Freebsd 11.1 ZFS using to much wired memory

Certainly not. The arc_max and arc_min are not hard limits, they are rather recommentations to the evict process. E.g. if you have more inodes opened than do fit into arc_max, and they cannot be evicted (because they are opened), then the arc will not even shrink down to the
new arc_max.
And anyway, the wired memory will not immediately shrink. It will do its own optimisation stuff and occasionally shrink when there is other demand for ram,
 
This is why:

Code:
last pid: 36059;  load averages:  0.54,  0.55,  0.54                                                                                                                                                                 up 16+10:56:31  09:26:45
49 processes:  1 running, 48 sleeping
CPU:  0.0% user,  0.0% nice,  0.6% system,  0.0% interrupt, 99.4% idle
Mem: 3633M Active, 8391M Inact, 7538M Laundry, 240G Wired, 104K Buf, 14G Free
ARC: 191G Total, 144G MFU, 46G MRU, 7148K Anon, 784M Header, 390M Other
     184G Compressed, 208G Uncompressed, 1.13:1 Ratio
Swap: 16G Total, 2302M Used, 14G Free, 14% Inuse


It appears that arc_max mistakenly wasn't set in /boot/loader.conf and was at ~380GB (ARC shown in top output had reached roughly 220G).
Yesterday I set vfs.zfs.arc_max to 192GB to put an end to this. c_max and kstat.zfs.misc.arcstats.size were automatically adjusted based on that value.
But I'm afraid this extra wired memory won't be freed. On the contrary it grew by an additional 3gb and (free mem decreased by 3GB) overnight.
Also swap use considering so much essentially free mem and such low use of Active mem doesn't look all too promising. About 7gb are waiting to be laundered.
 
This is why:

Code:
last pid: 36059;  load averages:  0.54,  0.55,  0.54                                                                                                                                                                 up 16+10:56:31  09:26:45
49 processes:  1 running, 48 sleeping
CPU:  0.0% user,  0.0% nice,  0.6% system,  0.0% interrupt, 99.4% idle
Mem: 3633M Active, 8391M Inact, 7538M Laundry, 240G Wired, 104K Buf, 14G Free
ARC: 191G Total, 144G MFU, 46G MRU, 7148K Anon, 784M Header, 390M Other
     184G Compressed, 208G Uncompressed, 1.13:1 Ratio
Swap: 16G Total, 2302M Used, 14G Free, 14% Inuse


It appears that arc_max mistakenly wasn't set in /boot/loader.conf and was at ~380GB (ARC shown in top output had reached roughly 220G).
Yesterday I set vfs.zfs.arc_max to 192GB to put an end to this. c_max and kstat.zfs.misc.arcstats.size were automatically adjusted based on that value.
But I'm afraid this extra wired memory won't be freed. On the contrary it grew by an additional 3gb and (free mem decreased by 3GB) overnight.
Also swap use considering so much essentially free mem and such low use of Active mem doesn't look all too promising. About 7gb are waiting to be laundered.
So what? Free memory is not useful, so the kernel tries to put it to some use.
And occupied unaccessed pages are meant to be moved to swap. Get the thing enough swap so the swap is in a sane relationship to the installed memory.
 
Setting that is not a dynamic event. You need to reboot for it to take effect.
I agree with PMc but sometimes, it's less stress to "just do something".
ZFS by default will try to use almost all of RAM. It leaves a little bit for the kernel.
ZFS is also designed to release memory if there is pressure, the downside is the release is not immediate.

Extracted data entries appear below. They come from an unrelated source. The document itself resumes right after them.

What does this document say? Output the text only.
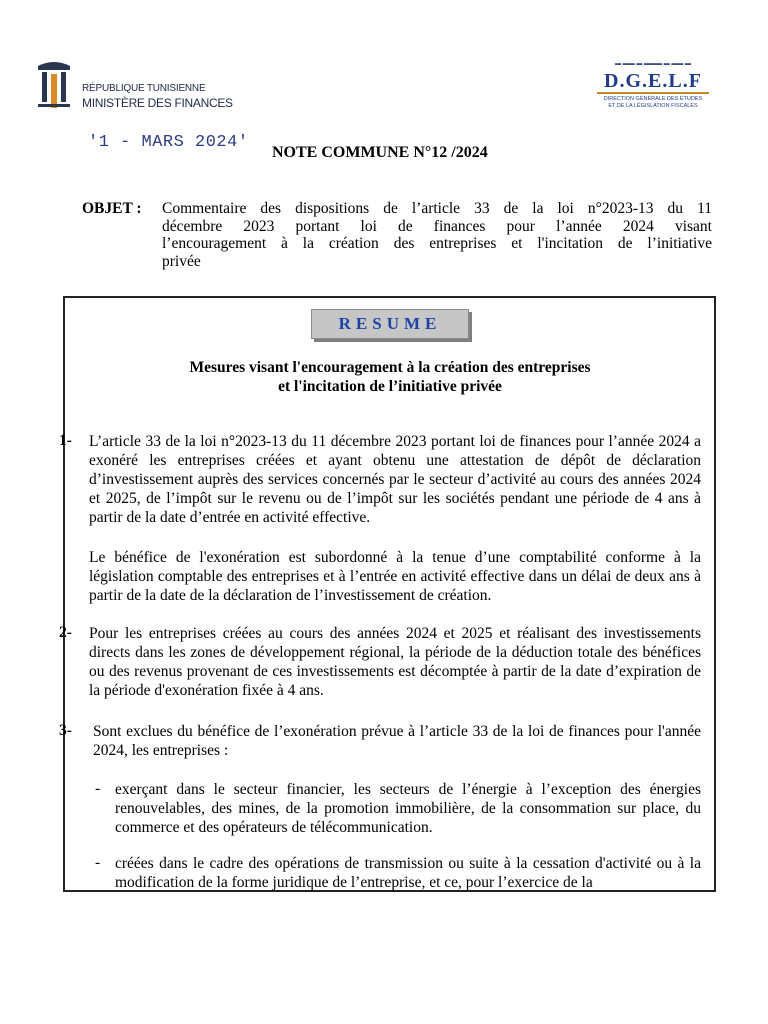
RÉPUBLIQUE TUNISIENNE
MINISTÈRE DES FINANCES
▬ ▬▬ ▬ ▬▬▬ ▬ ▬▬ ▬
D.G.E.L.F
DIRECTION GÉNÉRALE DES ÉTUDES
ET DE LA LÉGISLATION FISCALES
'1 - MARS 2024'
NOTE COMMUNE N°12 /2024
OBJET : Commentaire des dispositions de l’article 33 de la loi n°2023-13 du 11
décembre 2023 portant loi de finances pour l’année 2024 visant
l’encouragement à la création des entreprises et l'incitation de l’initiative
privée
RESUME
Mesures visant l'encouragement à la création des entreprises
et l'incitation de l’initiative privée
1- L’article 33 de la loi n°2023-13 du 11 décembre 2023 portant loi de finances pour l’année 2024 a exonéré les entreprises créées et ayant obtenu une attestation de dépôt de déclaration d’investissement auprès des services concernés par le secteur d’activité au cours des années 2024 et 2025, de l’impôt sur le revenu ou de l’impôt sur les sociétés pendant une période de 4 ans à partir de la date d’entrée en activité effective.
Le bénéfice de l'exonération est subordonné à la tenue d’une comptabilité conforme à la législation comptable des entreprises et à l’entrée en activité effective dans un délai de deux ans à partir de la date de la déclaration de l’investissement de création.
2- Pour les entreprises créées au cours des années 2024 et 2025 et réalisant des investissements directs dans les zones de développement régional, la période de la déduction totale des bénéfices ou des revenus provenant de ces investissements est décomptée à partir de la date d’expiration de la période d'exonération fixée à 4 ans.
3- Sont exclues du bénéfice de l’exonération prévue à l’article 33 de la loi de finances pour l'année 2024, les entreprises :
- exerçant dans le secteur financier, les secteurs de l’énergie à l’exception des énergies renouvelables, des mines, de la promotion immobilière, de la consommation sur place, du commerce et des opérateurs de télécommunication.
- créées dans le cadre des opérations de transmission ou suite à la cessation d'activité ou à la modification de la forme juridique de l’entreprise, et ce, pour l’exercice de la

On a desktop, setting ZFS to not use all the RAM (say set to use half) has a slight positive impact: you will always have RAM for Firefox to use :)
 
Alas, rebooting isn't an option. What if I write a small program that calls calloc in small chunks enough times to cause some memory pressure, so that wired memory gets released to somewhere below the new arc_size. Then the program would exit, and voila - less wired mem, more free mem.
 
Alas, rebooting isn't an option. What if I write a small program that calls calloc in small chunks enough times to cause some memory pressure, so that wired memory gets released to somewhere below the new arc_size. Then the program would exit, and voila - less wired mem, more free mem.
In theory I guess that would work. Worst case the system crashes, reboots and it uses the new value. I'm assuming that this a a server of some kind? Can you do a hot failover to a backup system? If so, you could fail over, stop the service(s) on the one you are concerned about, restart the services, then fail back.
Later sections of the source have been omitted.